“It is better to strive in one’s own dharma than to succeed in the dharma of another. Nothing is ever lost in following one’s own dharma. But competition in another’s dharma breeds fear and insecurity.”
~ Lord Krishna in The Bhagavad Gita
The content of the Bhagavad Gita consists of a conversation between Krishna, the manifestation of the Lord, and the warrior prince Arjuna before the start of the Kurukshetra war. Krishna is advising Arjuna as he hesitates and is full of doubt about going to war against his cousins. Krishna reveals to Arjuna that his dharma is being a Warrior. The Gita points the way to following the yogic path of living in harmony with universal laws as we strive to live our highest truths.
Dharma comes from the Sanskrit dhri, which means “to support, hold up or bear.”
The word means many things, but according to Eknath Easwaran, dharma “implies support from within: the essence of a thing, its virtue, that which makes it what it is.”
In essence, we all have our own “dharma” or purpose and reason for being alive.
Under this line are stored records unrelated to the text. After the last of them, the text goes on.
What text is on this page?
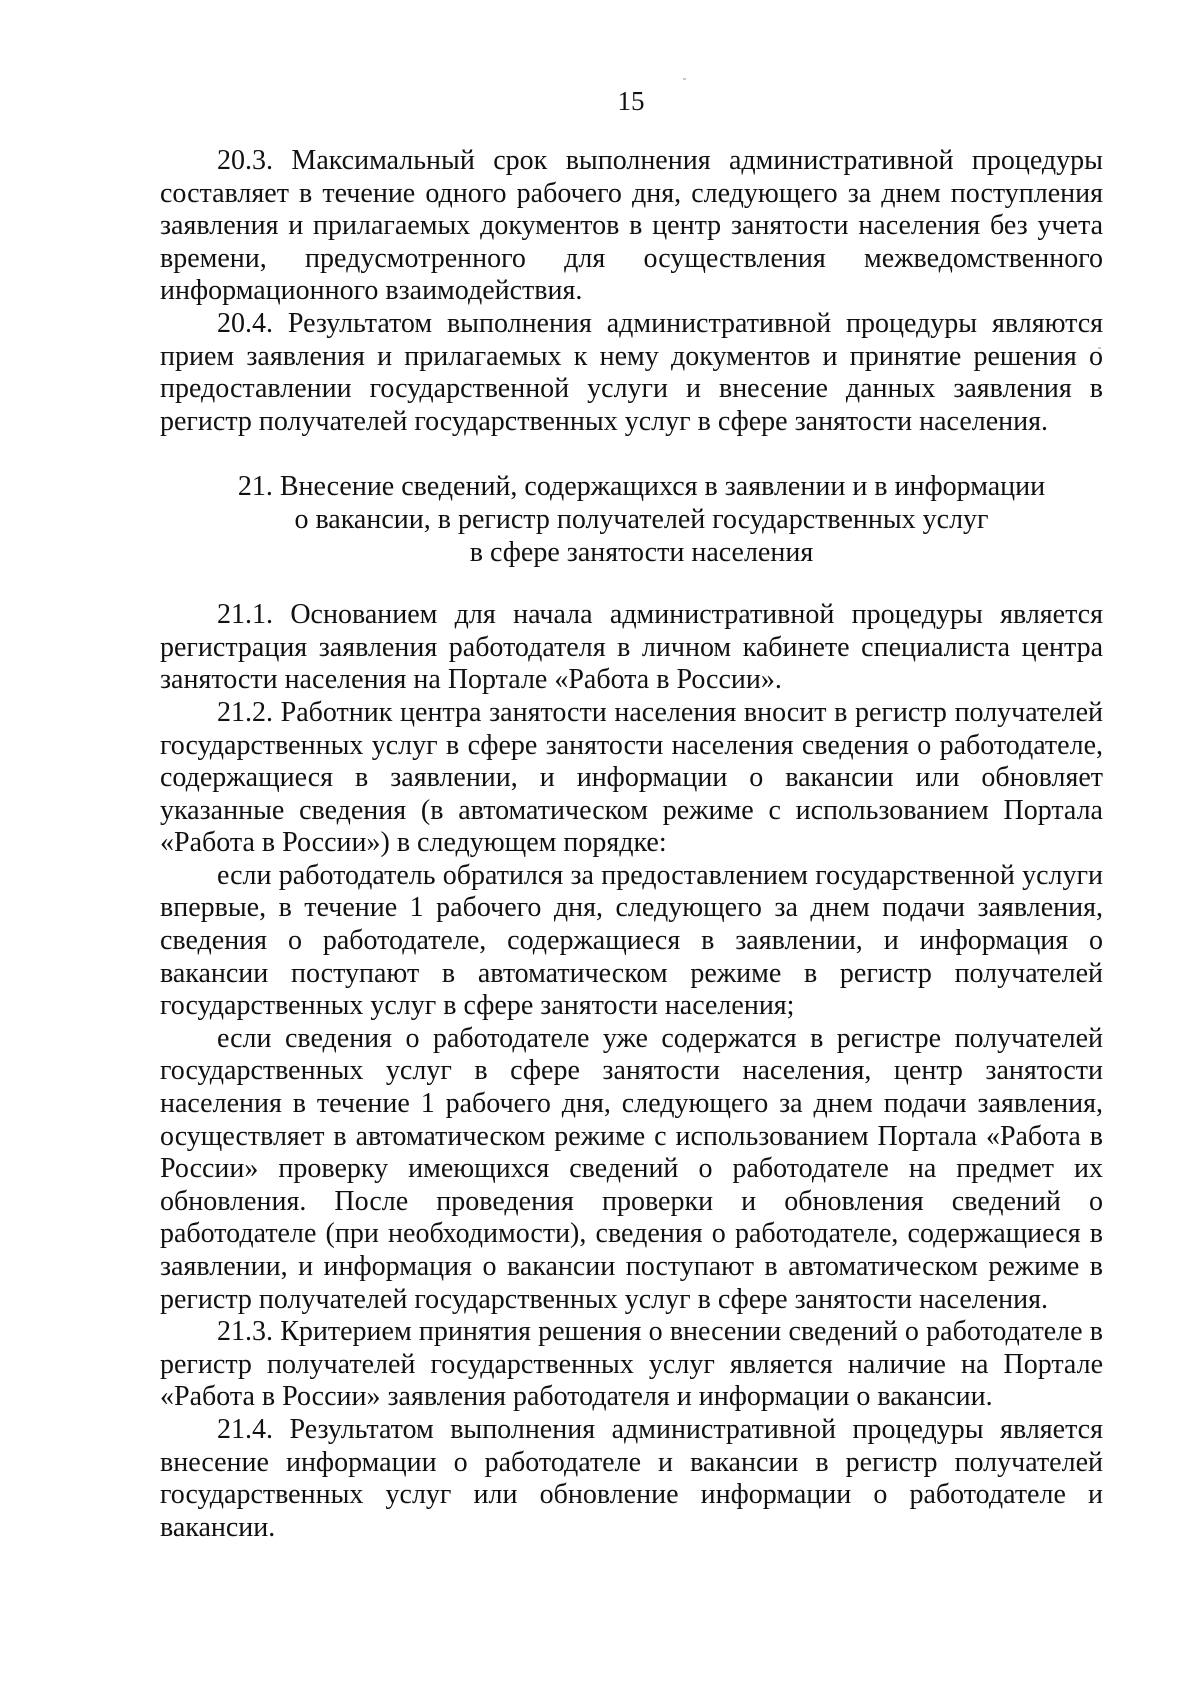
15

20.3. Максимальный срок выполнения административной процедуры составляет в течение одного рабочего дня, следующего за днем поступления заявления и прилагаемых документов в центр занятости населения без учета времени, предусмотренного для осуществления межведомственного информационного взаимодействия.

20.4. Результатом выполнения административной процедуры являются прием заявления и прилагаемых к нему документов и принятие решения о предоставлении государственной услуги и внесение данных заявления в регистр получателей государственных услуг в сфере занятости населения.

21. Внесение сведений, содержащихся в заявлении и в информации
о вакансии, в регистр получателей государственных услуг
в сфере занятости населения

21.1. Основанием для начала административной процедуры является регистрация заявления работодателя в личном кабинете специалиста центра занятости населения на Портале «Работа в России».

21.2. Работник центра занятости населения вносит в регистр получателей государственных услуг в сфере занятости населения сведения о работодателе, содержащиеся в заявлении, и информации о вакансии или обновляет указанные сведения (в автоматическом режиме с использованием Портала «Работа в России») в следующем порядке:

если работодатель обратился за предоставлением государственной услуги впервые, в течение 1 рабочего дня, следующего за днем подачи заявления, сведения о работодателе, содержащиеся в заявлении, и информация о вакансии поступают в автоматическом режиме в регистр получателей государственных услуг в сфере занятости населения;

если сведения о работодателе уже содержатся в регистре получателей государственных услуг в сфере занятости населения, центр занятости населения в течение 1 рабочего дня, следующего за днем подачи заявления, осуществляет в автоматическом режиме с использованием Портала «Работа в России» проверку имеющихся сведений о работодателе на предмет их обновления. После проведения проверки и обновления сведений о работодателе (при необходимости), сведения о работодателе, содержащиеся в заявлении, и информация о вакансии поступают в автоматическом режиме в регистр получателей государственных услуг в сфере занятости населения.

21.3. Критерием принятия решения о внесении сведений о работодателе в регистр получателей государственных услуг является наличие на Портале «Работа в России» заявления работодателя и информации о вакансии.

21.4. Результатом выполнения административной процедуры является внесение информации о работодателе и вакансии в регистр получателей государственных услуг или обновление информации о работодателе и вакансии.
As Krishna states in the Gita, following someone else’s dharma brings insecurity. If you live your life trying to impress others and not fulfilling what you’re here to do, you will suffer.
In yoga teacher training, we were asked to contemplate what our personal dharma was. For me, it took some time for the wisdom to be come to the light of day. I journalled and asked myself what was it that I have always lived by. What was beyond the roles I played in life and the jobs I had had. What gave my life meaning and purpose….
I discovered that my dharma was to “learn, grow and share”. This is what I have always done, and will always do. Yep – if I was on the TV series Survivor I would be doing it. It fills me with joy and gives my life meaning. It is my authentic path.
Have you considered what your dharma is in this life? Take time to let this question settle in to the deepest part of your being.
Then consider – Are you living your dharma? Or struggling to fulfill someone else’s ideas about who you should be and what you should do?